In the silence that followed, Miryo prayed that the witch had not left Starfall again. As the Key for the Air Hand, in charge of the most mobile third of the most mobile Ray, Ashin was gone from the domain more frequently than any other ranking witch, and often with little warning. If Miryo had missed her chance…
Then you’ll talk to her later, Miryo told herself irritably. You haven’t even passed your test yet. If she isn’t here, then you’ll just put the cart back behind the horse, where it belongs.
But as the silence stretched out, Miryo could not shake her feeling of disappointment.
“Can I help you with something?”
Miryo turned to find the very witch she was looking for coming down the hallway toward her with what looked like a saddlebag draped over one arm. The Key stopped abruptly, staring at her. “Miryo, isn’t it?”
“Yes, Kasora,” Miryo said. “That is—I’m sure you must be busy. I can wait until later—”
“No, no, come in,” Ashin said with surprising eagerness. She shifted the saddlebag over to her left arm and dug out the key for her door. “You—that is, you haven’t been tested yet, have you?”
“No, Kasora.” Miryo followed her in hesitantly, and stood with her hands clasped to keep them still as Ashin moved about lighting lamps with quick spells.
“I thought not. I would have remembered the questioning session.” Ashin dropped the saddlebag onto a nearby chair, atop the pile of things already there. Most of the offices Miryo had visited in Starfall were cluttered to one degree or another, but usually with papers; Ashin’s was crowded with all manner of other stuff instead. A lantern, a compass-there was a saddle on the floor. “What do you need?”
“Oh, I don’t—that is, Ashin-kasora, I’m here more for curiosity than anything else. You see, I’m considering joining the Air Hand after my test, and since you’re at Starfall right now, I thought I might take the opportunity to talk to you about that.”
Ashin stopped abruptly again, as she had in the hall. Her voice, when she spoke, was oddly tight. “After your test.”
Miryo hastened to explain. “I’m sorry, Kasora. I know it’s early for me to be thinking about that. But you’re so rarely here—I apologize if I’m overstepping my bounds.”

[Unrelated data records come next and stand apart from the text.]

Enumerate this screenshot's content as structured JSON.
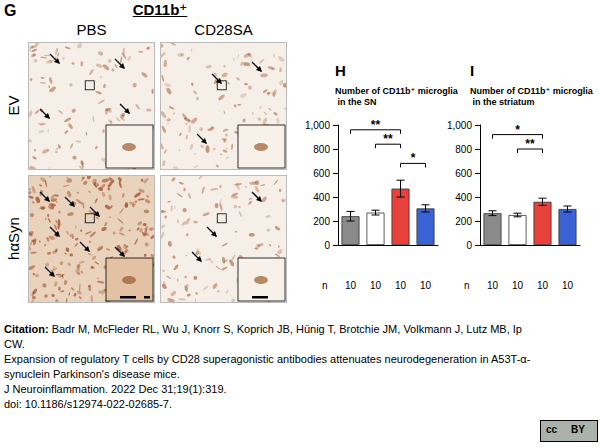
{
  "panel_g": {
    "letter": "G",
    "marker": "CD11b⁺",
    "columns": [
      "PBS",
      "CD28SA"
    ],
    "rows": [
      "EV",
      "hαSyn"
    ]
  },
  "chart_data": [
    {
      "type": "bar",
      "letter": "H",
      "title": "Number of CD11b⁺ microglia in the SN",
      "categories": [
        null,
        null,
        null,
        null
      ],
      "values": [
        240,
        270,
        470,
        305
      ],
      "errors": [
        40,
        20,
        70,
        30
      ],
      "colors": [
        "#8a8a8a",
        "#ffffff",
        "#e8413b",
        "#3a62d4"
      ],
      "ylim": [
        0,
        1000
      ],
      "yticks": [
        0,
        200,
        400,
        600,
        800,
        1000
      ],
      "grid": false,
      "n_label": "n",
      "n": [
        10,
        10,
        10,
        10
      ],
      "significance": [
        {
          "from": 0,
          "to": 2,
          "y": 960,
          "label": "**"
        },
        {
          "from": 1,
          "to": 2,
          "y": 840,
          "label": "**"
        },
        {
          "from": 2,
          "to": 3,
          "y": 680,
          "label": "*"
        }
      ]
    },
    {
      "type": "bar",
      "letter": "I",
      "title": "Number of CD11b⁺ microglia in the striatum",
      "categories": [
        null,
        null,
        null,
        null
      ],
      "values": [
        265,
        250,
        360,
        300
      ],
      "errors": [
        20,
        15,
        30,
        25
      ],
      "colors": [
        "#8a8a8a",
        "#ffffff",
        "#e8413b",
        "#3a62d4"
      ],
      "ylim": [
        0,
        1000
      ],
      "yticks": [
        0,
        200,
        400,
        600,
        800,
        1000
      ],
      "grid": false,
      "n_label": "n",
      "n": [
        10,
        10,
        10,
        10
      ],
      "significance": [
        {
          "from": 0,
          "to": 2,
          "y": 920,
          "label": "*"
        },
        {
          "from": 1,
          "to": 2,
          "y": 800,
          "label": "**"
        }
      ]
    }
  ],
  "citation": {
    "label": "Citation:",
    "authors": "Badr M, McFleder RL, Wu J, Knorr S, Koprich JB, Hünig T, Brotchie JM, Volkmann J, Lutz MB, Ip CW.",
    "title": "Expansion of regulatory T cells by CD28 superagonistic antibodies attenuates neurodegeneration in A53T-α-synuclein Parkinson's disease mice.",
    "journal": "J Neuroinflammation. 2022 Dec 31;19(1):319.",
    "doi": "doi: 10.1186/s12974-022-02685-7."
  },
  "license": [
    "cc",
    "BY"
  ]
}
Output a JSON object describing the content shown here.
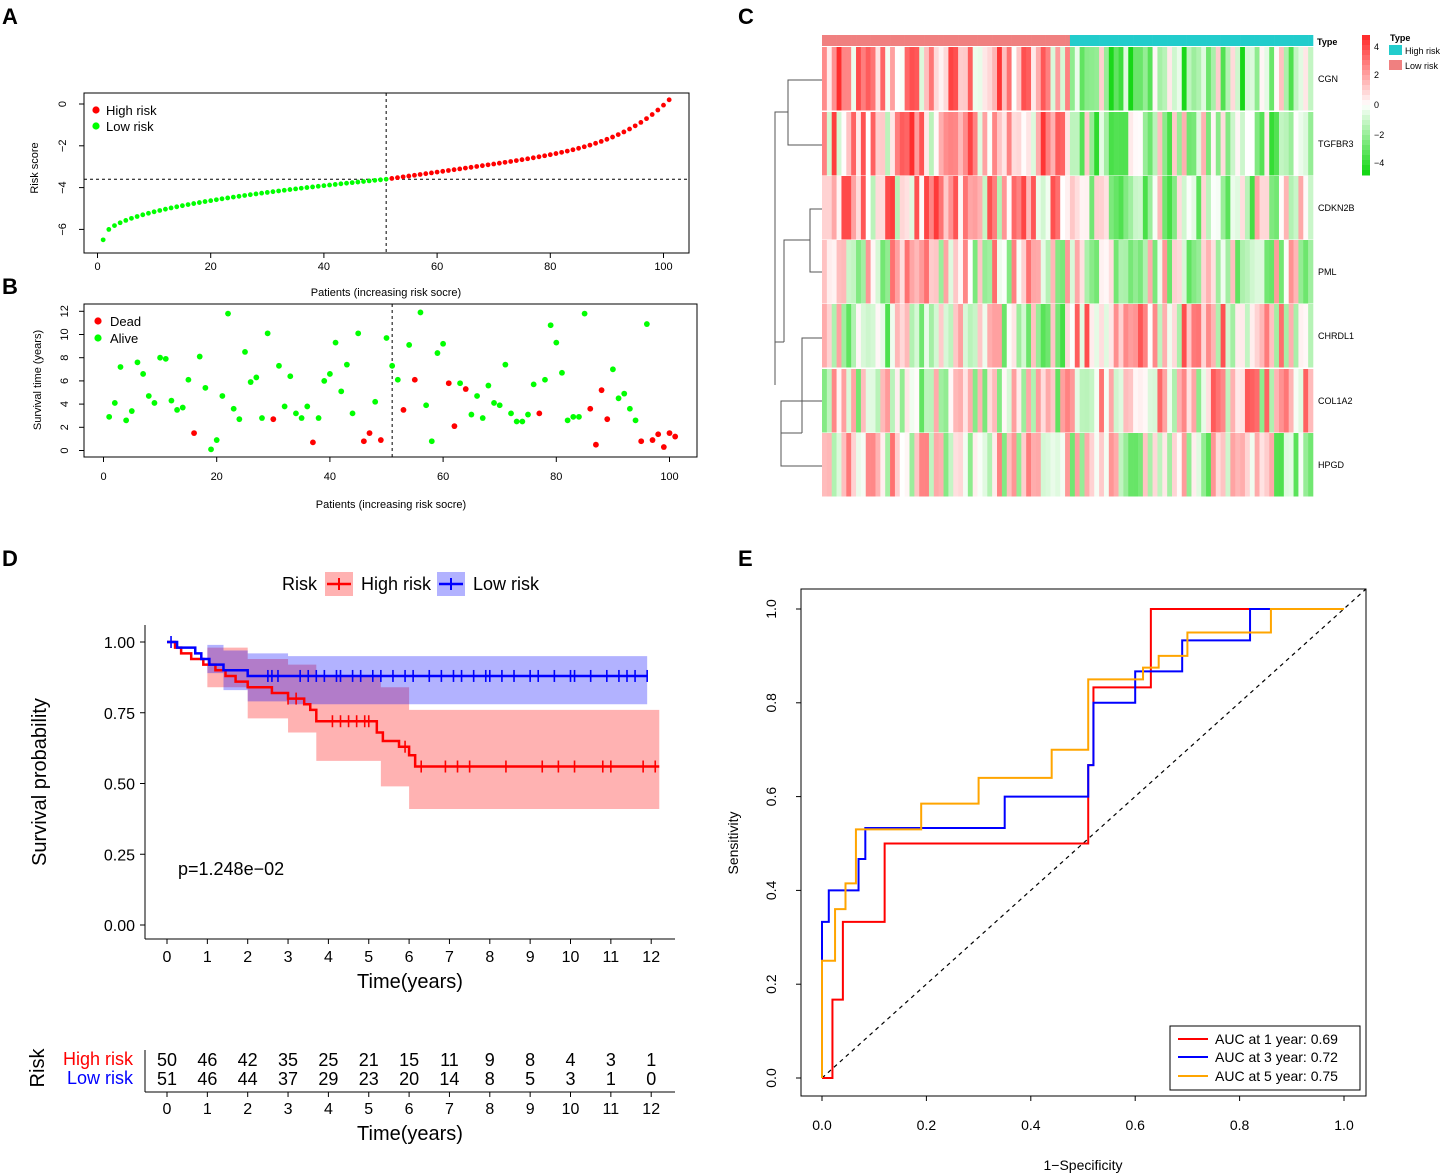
{
  "panels": {
    "A": "A",
    "B": "B",
    "C": "C",
    "D": "D",
    "E": "E"
  },
  "colors": {
    "high": "#ff0000",
    "low": "#00ff00",
    "heatHigh": "#ff0000",
    "heatLow": "#00dd00",
    "kmHigh": "#ff0000",
    "kmLow": "#0000ff",
    "typeHigh": "#22cccc",
    "typeLow": "#f08080",
    "roc1": "#ff0000",
    "roc3": "#0000ff",
    "roc5": "#ffa500"
  },
  "chart_data": [
    {
      "id": "A",
      "type": "scatter",
      "xlabel": "Patients (increasing risk socre)",
      "ylabel": "Risk score",
      "xlim": [
        0,
        101
      ],
      "ylim": [
        -6.6,
        0.3
      ],
      "xticks": [
        "0",
        "20",
        "40",
        "60",
        "80",
        "100"
      ],
      "yticks": [
        "0",
        "−2",
        "−4",
        "−6"
      ],
      "legend": [
        "High risk",
        "Low risk"
      ],
      "cutoff_index": 51,
      "cutoff_value": -3.6,
      "n_low": 51,
      "n_high": 50,
      "values_range": {
        "min": -6.5,
        "max": 0.2
      }
    },
    {
      "id": "B",
      "type": "scatter",
      "xlabel": "Patients (increasing risk socre)",
      "ylabel": "Survival time (years)",
      "xlim": [
        0,
        101
      ],
      "ylim": [
        0,
        12
      ],
      "xticks": [
        "0",
        "20",
        "40",
        "60",
        "80",
        "100"
      ],
      "yticks": [
        "0",
        "2",
        "4",
        "6",
        "8",
        "10",
        "12"
      ],
      "legend": [
        "Dead",
        "Alive"
      ],
      "cutoff_index": 51,
      "points": [
        [
          1,
          2.9,
          0
        ],
        [
          2,
          4.1,
          0
        ],
        [
          3,
          7.2,
          0
        ],
        [
          4,
          2.6,
          0
        ],
        [
          5,
          3.4,
          0
        ],
        [
          6,
          7.6,
          0
        ],
        [
          7,
          6.6,
          0
        ],
        [
          8,
          4.7,
          0
        ],
        [
          9,
          4.1,
          0
        ],
        [
          10,
          8.0,
          0
        ],
        [
          11,
          7.9,
          0
        ],
        [
          12,
          4.3,
          0
        ],
        [
          13,
          3.5,
          0
        ],
        [
          14,
          3.7,
          0
        ],
        [
          15,
          6.1,
          0
        ],
        [
          16,
          1.5,
          1
        ],
        [
          17,
          8.1,
          0
        ],
        [
          18,
          5.4,
          0
        ],
        [
          19,
          0.1,
          0
        ],
        [
          20,
          0.9,
          0
        ],
        [
          21,
          4.7,
          0
        ],
        [
          22,
          11.8,
          0
        ],
        [
          23,
          3.6,
          0
        ],
        [
          24,
          2.7,
          0
        ],
        [
          25,
          8.5,
          0
        ],
        [
          26,
          5.9,
          0
        ],
        [
          27,
          6.3,
          0
        ],
        [
          28,
          2.8,
          0
        ],
        [
          29,
          10.1,
          0
        ],
        [
          30,
          2.7,
          1
        ],
        [
          31,
          7.3,
          0
        ],
        [
          32,
          3.8,
          0
        ],
        [
          33,
          6.4,
          0
        ],
        [
          34,
          3.2,
          0
        ],
        [
          35,
          2.8,
          0
        ],
        [
          36,
          3.8,
          0
        ],
        [
          37,
          0.7,
          1
        ],
        [
          38,
          2.8,
          0
        ],
        [
          39,
          6.0,
          0
        ],
        [
          40,
          6.6,
          0
        ],
        [
          41,
          9.3,
          0
        ],
        [
          42,
          5.1,
          0
        ],
        [
          43,
          7.4,
          0
        ],
        [
          44,
          3.2,
          0
        ],
        [
          45,
          10.1,
          0
        ],
        [
          46,
          0.8,
          1
        ],
        [
          47,
          1.5,
          1
        ],
        [
          48,
          4.2,
          0
        ],
        [
          49,
          0.9,
          1
        ],
        [
          50,
          9.7,
          0
        ],
        [
          51,
          7.3,
          0
        ],
        [
          52,
          6.1,
          0
        ],
        [
          53,
          3.5,
          1
        ],
        [
          54,
          9.1,
          0
        ],
        [
          55,
          6.1,
          1
        ],
        [
          56,
          11.9,
          0
        ],
        [
          57,
          3.9,
          0
        ],
        [
          58,
          0.8,
          0
        ],
        [
          59,
          8.4,
          0
        ],
        [
          60,
          9.2,
          0
        ],
        [
          61,
          5.8,
          1
        ],
        [
          62,
          2.1,
          1
        ],
        [
          63,
          5.8,
          0
        ],
        [
          64,
          5.3,
          1
        ],
        [
          65,
          3.1,
          0
        ],
        [
          66,
          4.7,
          0
        ],
        [
          67,
          2.8,
          0
        ],
        [
          68,
          5.6,
          0
        ],
        [
          69,
          4.1,
          0
        ],
        [
          70,
          3.9,
          0
        ],
        [
          71,
          7.4,
          0
        ],
        [
          72,
          3.2,
          0
        ],
        [
          73,
          2.5,
          0
        ],
        [
          74,
          2.5,
          0
        ],
        [
          75,
          3.1,
          0
        ],
        [
          76,
          5.7,
          0
        ],
        [
          77,
          3.2,
          1
        ],
        [
          78,
          6.1,
          0
        ],
        [
          79,
          10.8,
          0
        ],
        [
          80,
          9.3,
          0
        ],
        [
          81,
          6.7,
          0
        ],
        [
          82,
          2.6,
          0
        ],
        [
          83,
          2.9,
          0
        ],
        [
          84,
          2.9,
          0
        ],
        [
          85,
          11.8,
          0
        ],
        [
          86,
          3.6,
          1
        ],
        [
          87,
          0.5,
          1
        ],
        [
          88,
          5.2,
          1
        ],
        [
          89,
          2.7,
          1
        ],
        [
          90,
          7.0,
          0
        ],
        [
          91,
          4.5,
          0
        ],
        [
          92,
          4.9,
          0
        ],
        [
          93,
          3.6,
          0
        ],
        [
          94,
          2.6,
          0
        ],
        [
          95,
          0.8,
          1
        ],
        [
          96,
          10.9,
          0
        ],
        [
          97,
          0.9,
          1
        ],
        [
          98,
          1.4,
          1
        ],
        [
          99,
          0.3,
          1
        ],
        [
          100,
          1.5,
          1
        ],
        [
          101,
          1.2,
          1
        ]
      ]
    },
    {
      "id": "C",
      "type": "heatmap",
      "genes": [
        "CGN",
        "TGFBR3",
        "CDKN2B",
        "PML",
        "CHRDL1",
        "COL1A2",
        "HPGD"
      ],
      "type_label": "Type",
      "groups": [
        "High risk",
        "Low risk"
      ],
      "n_low": 51,
      "n_high": 50,
      "scale_ticks": [
        "4",
        "2",
        "0",
        "−2",
        "−4"
      ]
    },
    {
      "id": "D",
      "type": "line",
      "title_risk": "Risk",
      "legend": [
        "High risk",
        "Low risk"
      ],
      "ylabel": "Survival probability",
      "xlabel": "Time(years)",
      "xlim": [
        0,
        12.3
      ],
      "ylim": [
        0,
        1
      ],
      "xticks": [
        "0",
        "1",
        "2",
        "3",
        "4",
        "5",
        "6",
        "7",
        "8",
        "9",
        "10",
        "11",
        "12"
      ],
      "yticks": [
        "0.00",
        "0.25",
        "0.50",
        "0.75",
        "1.00"
      ],
      "pvalue": "p=1.248e−02",
      "series": [
        {
          "name": "High risk",
          "steps": [
            [
              0,
              1.0
            ],
            [
              0.2,
              0.98
            ],
            [
              0.35,
              0.96
            ],
            [
              0.6,
              0.94
            ],
            [
              0.9,
              0.92
            ],
            [
              1.2,
              0.9
            ],
            [
              1.45,
              0.88
            ],
            [
              1.7,
              0.86
            ],
            [
              2.0,
              0.84
            ],
            [
              2.6,
              0.82
            ],
            [
              3.0,
              0.8
            ],
            [
              3.4,
              0.78
            ],
            [
              3.55,
              0.76
            ],
            [
              3.7,
              0.72
            ],
            [
              5.2,
              0.68
            ],
            [
              5.35,
              0.65
            ],
            [
              5.75,
              0.63
            ],
            [
              6.0,
              0.6
            ],
            [
              6.15,
              0.56
            ],
            [
              12.2,
              0.56
            ]
          ],
          "lower": [
            [
              0,
              1.0
            ],
            [
              1,
              0.84
            ],
            [
              2,
              0.73
            ],
            [
              3,
              0.68
            ],
            [
              3.7,
              0.58
            ],
            [
              5.3,
              0.49
            ],
            [
              6.0,
              0.41
            ],
            [
              12.2,
              0.41
            ]
          ],
          "upper": [
            [
              0,
              1.0
            ],
            [
              1,
              0.98
            ],
            [
              2,
              0.94
            ],
            [
              3,
              0.92
            ],
            [
              3.7,
              0.88
            ],
            [
              5.3,
              0.84
            ],
            [
              6.0,
              0.76
            ],
            [
              12.2,
              0.76
            ]
          ],
          "censor": [
            3.0,
            3.2,
            4.1,
            4.3,
            4.5,
            4.7,
            4.9,
            5.0,
            5.9,
            6.3,
            6.9,
            7.2,
            7.5,
            8.4,
            9.3,
            9.7,
            10.1,
            10.8,
            11.0,
            11.8,
            12.1
          ]
        },
        {
          "name": "Low risk",
          "steps": [
            [
              0,
              1.0
            ],
            [
              0.25,
              0.98
            ],
            [
              0.7,
              0.96
            ],
            [
              0.85,
              0.94
            ],
            [
              1.05,
              0.92
            ],
            [
              1.4,
              0.9
            ],
            [
              2.0,
              0.88
            ],
            [
              11.9,
              0.88
            ]
          ],
          "lower": [
            [
              0,
              1.0
            ],
            [
              1,
              0.89
            ],
            [
              1.4,
              0.83
            ],
            [
              2,
              0.79
            ],
            [
              3,
              0.78
            ],
            [
              6,
              0.78
            ],
            [
              11.9,
              0.78
            ]
          ],
          "upper": [
            [
              0,
              1.0
            ],
            [
              1,
              0.99
            ],
            [
              1.4,
              0.97
            ],
            [
              2,
              0.96
            ],
            [
              3,
              0.95
            ],
            [
              11.9,
              0.95
            ]
          ],
          "censor": [
            0.1,
            2.5,
            2.6,
            2.75,
            3.3,
            3.5,
            3.7,
            3.9,
            4.2,
            4.3,
            4.6,
            4.8,
            5.1,
            5.3,
            5.6,
            5.9,
            6.1,
            6.5,
            6.8,
            7.1,
            7.3,
            7.6,
            7.9,
            8.0,
            8.3,
            8.6,
            9.0,
            9.2,
            9.6,
            10.0,
            10.1,
            10.5,
            10.9,
            11.2,
            11.4,
            11.6,
            11.9
          ]
        }
      ]
    },
    {
      "id": "D-table",
      "type": "table",
      "ylabel": "Risk",
      "xlabel": "Time(years)",
      "xticks": [
        "0",
        "1",
        "2",
        "3",
        "4",
        "5",
        "6",
        "7",
        "8",
        "9",
        "10",
        "11",
        "12"
      ],
      "rows": [
        {
          "name": "High risk",
          "values": [
            "50",
            "46",
            "42",
            "35",
            "25",
            "21",
            "15",
            "11",
            "9",
            "8",
            "4",
            "3",
            "1"
          ]
        },
        {
          "name": "Low risk",
          "values": [
            "51",
            "46",
            "44",
            "37",
            "29",
            "23",
            "20",
            "14",
            "8",
            "5",
            "3",
            "1",
            "0"
          ]
        }
      ]
    },
    {
      "id": "E",
      "type": "line",
      "xlabel": "1−Specificity",
      "ylabel": "Sensitivity",
      "xlim": [
        0,
        1
      ],
      "ylim": [
        0,
        1
      ],
      "xticks": [
        "0.0",
        "0.2",
        "0.4",
        "0.6",
        "0.8",
        "1.0"
      ],
      "yticks": [
        "0.0",
        "0.2",
        "0.4",
        "0.6",
        "0.8",
        "1.0"
      ],
      "series": [
        {
          "name": "AUC at 1 year: 0.69",
          "points": [
            [
              0,
              0
            ],
            [
              0.02,
              0
            ],
            [
              0.02,
              0.167
            ],
            [
              0.04,
              0.167
            ],
            [
              0.04,
              0.333
            ],
            [
              0.12,
              0.333
            ],
            [
              0.12,
              0.5
            ],
            [
              0.51,
              0.5
            ],
            [
              0.51,
              0.667
            ],
            [
              0.52,
              0.667
            ],
            [
              0.52,
              0.833
            ],
            [
              0.63,
              0.833
            ],
            [
              0.63,
              1.0
            ],
            [
              1.0,
              1.0
            ]
          ]
        },
        {
          "name": "AUC at 3 year: 0.72",
          "points": [
            [
              0,
              0
            ],
            [
              0,
              0.333
            ],
            [
              0.013,
              0.333
            ],
            [
              0.013,
              0.4
            ],
            [
              0.07,
              0.4
            ],
            [
              0.07,
              0.467
            ],
            [
              0.083,
              0.467
            ],
            [
              0.083,
              0.533
            ],
            [
              0.35,
              0.533
            ],
            [
              0.35,
              0.6
            ],
            [
              0.51,
              0.6
            ],
            [
              0.51,
              0.667
            ],
            [
              0.52,
              0.667
            ],
            [
              0.52,
              0.8
            ],
            [
              0.6,
              0.8
            ],
            [
              0.6,
              0.867
            ],
            [
              0.69,
              0.867
            ],
            [
              0.69,
              0.933
            ],
            [
              0.82,
              0.933
            ],
            [
              0.82,
              1.0
            ],
            [
              1.0,
              1.0
            ]
          ]
        },
        {
          "name": "AUC at 5 year: 0.75",
          "points": [
            [
              0,
              0
            ],
            [
              0,
              0.25
            ],
            [
              0.025,
              0.25
            ],
            [
              0.025,
              0.36
            ],
            [
              0.045,
              0.36
            ],
            [
              0.045,
              0.415
            ],
            [
              0.065,
              0.415
            ],
            [
              0.065,
              0.53
            ],
            [
              0.19,
              0.53
            ],
            [
              0.19,
              0.585
            ],
            [
              0.3,
              0.585
            ],
            [
              0.3,
              0.64
            ],
            [
              0.44,
              0.64
            ],
            [
              0.44,
              0.7
            ],
            [
              0.51,
              0.7
            ],
            [
              0.51,
              0.85
            ],
            [
              0.615,
              0.85
            ],
            [
              0.615,
              0.875
            ],
            [
              0.645,
              0.875
            ],
            [
              0.645,
              0.9
            ],
            [
              0.7,
              0.9
            ],
            [
              0.7,
              0.95
            ],
            [
              0.86,
              0.95
            ],
            [
              0.86,
              1.0
            ],
            [
              1.0,
              1.0
            ]
          ]
        }
      ]
    }
  ]
}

The Key began moving again, rummaging through piles as if searching for something, only she seemed to have no clear idea what she was looking for. “Oh, no. Not a problem. A lot of students start thinking about it early. It’s good to be optimistic, I suppose.”
Optimistic? Miryo’s nerves returned full force. No one would ever quote an exact statistic on how many witches failed the test. It wasn’t many; she knew that much. But Ashin’s words were hardly encouraging.
Ashin glanced up and must have seen something on Miryo’s face, because she smiled. Was it Miryo’s imagination, or was the smile forced? “You’ll be fine, I’m sure. The questioning is nothing to worry about; we just want to make sure you know what you need to, before you go into the test.”
But the questioning wasn’t what she’d been referring to a moment before. Miryo laced her cold fingers together. “Kasora—”
“After your test, why don’t you come visit me again? We can talk then about your Ray and Path. The Air Hand might be an ideal place for you. You’ll know better afterward, though.”
And again that edge of artificiality. As if Ashin were not half so sanguine as she was trying to appear.
What did she know that Miryo didn’t?
Miryo could not come out and ask; the Key’s tone was too clearly a dismissal. She made herself bow politely. “Thank you, Kasora. I’ll be sure to do that.”
Ashin came around the desk and led her out to the hallway. “I look forward to it.” And then the door closed behind Miryo with a thud.